What's the longest sequence?

It is a simple induction that (here $F_n$ is the $n$ th Fibonacci number) $S_n \; = \; (-1)^n\big[F_{n-1}S_2 - 2018F_{n-2}\big] \hspace{2cm} n \ge 2$ and so the term $S_n$ will be non-negative provided that $S_2 \le 2018 \tfrac{F_{n-2}}{F_{n-1}}$ when $n$ is odd and provided that $S_2 \ge 2018 \tfrac{F_{n-2}}{F_{n-1}}$ when $n\ge2$ is even. The sequence $2018 \tfrac{F_{n-2}}{F_{n-1}}$ is increasing for odd $n$ and decreasing for even $n$ .

Since $2018 \tfrac{F_{n-2}}{F_{n-1}}$ is equal to $1246.41$ , $1247.49$ , $1247.08$ when $n = 10,11,12$ , we see that it is possible to have $S_1,S_2,...,S_{11}$ all nonegative, by choosing $S_2 = 1247$ , but that after that $S_{12}$ is negative.

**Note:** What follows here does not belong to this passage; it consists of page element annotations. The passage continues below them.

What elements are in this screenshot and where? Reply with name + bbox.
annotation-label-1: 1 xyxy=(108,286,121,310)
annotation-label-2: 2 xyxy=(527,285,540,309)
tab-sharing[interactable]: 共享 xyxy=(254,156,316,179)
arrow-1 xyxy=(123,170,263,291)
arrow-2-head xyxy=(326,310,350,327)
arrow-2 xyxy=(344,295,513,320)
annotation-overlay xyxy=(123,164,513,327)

Any other value of $S_2$ yields a negative term in the sequence before $S_{12}$ . Thus the answer is $\boxed{12}$ .

The number of terms is maximised when $\frac{S_1}{S_2}$ is as close to the golden ratio $\phi$ as possible. In this case it is when $S_2=1247$ .

Then the sequence would go $2018 , 1247 , 771 , 476 , 295 , 181 , 114 , 67 , 47 , 20 , 27 , -7$ which is $12$ terms.